Budget deficit widens to 3.9% in 1H2021-22
Egypt’s budget deficit stood at 3.9% in 1H2021-2022, widening from 3.6% in the first half of last fiscal year, Finance Minister Mohamed Maait yesterday told Bloomberg Asharq. The figures continue a trend seen in the first quarter of the fiscal year, when the deficit widened y-o-y from 2.7% to 3.1% for the July-October 2021 period.
The budget deficit is expected to stand at 6.9% by the end of FY2021-2022, after the ministry last week revised upwards its prior forecast of 6.7% on the basis of first-half data. The deficit narrowed to 7.4% last fiscal year from 8.0% the year prior, and is expected to narrow again to 6.1% in FY2022-2023.
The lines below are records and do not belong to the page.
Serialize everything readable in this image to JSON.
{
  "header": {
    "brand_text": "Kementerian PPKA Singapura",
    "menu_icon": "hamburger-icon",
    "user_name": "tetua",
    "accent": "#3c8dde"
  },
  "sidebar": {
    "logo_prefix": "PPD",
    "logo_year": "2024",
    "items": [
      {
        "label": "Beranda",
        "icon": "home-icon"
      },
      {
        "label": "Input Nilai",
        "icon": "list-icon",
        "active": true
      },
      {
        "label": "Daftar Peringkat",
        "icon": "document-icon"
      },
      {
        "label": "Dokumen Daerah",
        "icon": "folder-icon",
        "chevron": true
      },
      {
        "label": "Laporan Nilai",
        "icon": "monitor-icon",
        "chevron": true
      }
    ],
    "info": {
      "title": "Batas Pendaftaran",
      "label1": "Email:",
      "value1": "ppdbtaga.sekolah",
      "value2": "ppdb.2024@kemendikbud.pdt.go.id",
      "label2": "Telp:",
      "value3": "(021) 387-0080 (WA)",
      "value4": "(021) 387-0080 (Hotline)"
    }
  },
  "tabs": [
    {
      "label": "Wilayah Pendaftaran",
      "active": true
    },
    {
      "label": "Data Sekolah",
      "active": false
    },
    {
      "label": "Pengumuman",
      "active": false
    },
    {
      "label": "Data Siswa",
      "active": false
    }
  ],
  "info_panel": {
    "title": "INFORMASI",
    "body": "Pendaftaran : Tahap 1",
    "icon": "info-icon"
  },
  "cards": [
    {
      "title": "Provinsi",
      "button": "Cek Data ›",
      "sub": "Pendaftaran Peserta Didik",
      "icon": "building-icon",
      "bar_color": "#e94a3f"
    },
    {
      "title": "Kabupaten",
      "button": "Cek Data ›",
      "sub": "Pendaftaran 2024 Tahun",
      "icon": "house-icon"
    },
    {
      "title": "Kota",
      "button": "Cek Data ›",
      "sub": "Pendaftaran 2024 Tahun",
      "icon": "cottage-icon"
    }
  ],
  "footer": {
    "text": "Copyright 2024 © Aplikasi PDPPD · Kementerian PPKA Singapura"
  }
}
Primary surplus expectations narrow: FinMin is now expecting the primary surplus to hit 1.1-1.2% in the current fiscal year from 0.9% a year prior, Maait said, down from the 1.5% it had penciled in last year. Egypt generated a EGP 3.2 bn primary surplus in 1H2021-2022, the ministry announced last week. That’s down 77% on the same period last fiscal year, but nevertheless an improvement from the slight primary deficit registered in the first quarter.
No details on debt: Maait didn’t disclose how much the government spent on servicing its debts, which is the single-biggest cost to the public purse. Official figures show that interest payments alone accounted for 41% of all expenditure during 1Q2021-2022. The ministry expects to spend EGP 579.6 bn on interest during the course of the year, amounting to almost a third of total expenditure.
MEANWHILE- Samurai bonds coming in H12022: Egypt aims to sell around USD 500 mn of JPY-denominated bonds in Japan by the end of June, when the current fiscal year wraps, Maait also said. “The bond issuance will be in JPY, but the transfer currency can be in JPY or USD,” Maait said, adding that the ministry is currently discussing the issuance with the central bank.
Background: Maait and Japan’s ambassador in Cairo discussed last week taking the potential bond issuance to market in Japan, as part of Egypt’s debt diversification strategy. The government had been mulling selling JPY-denominated bonds back in 2019, as well as RMB-denominated Panda bonds, but Maait said in late 2020 that the planned sales were being pushed until at least FY2021-2022 because of complications caused by the pandemic. Marketing foreign bonds in Asian markets is a different ball game and also requires new ratings assessments by Asian agencies, a senior government official told us in 2020.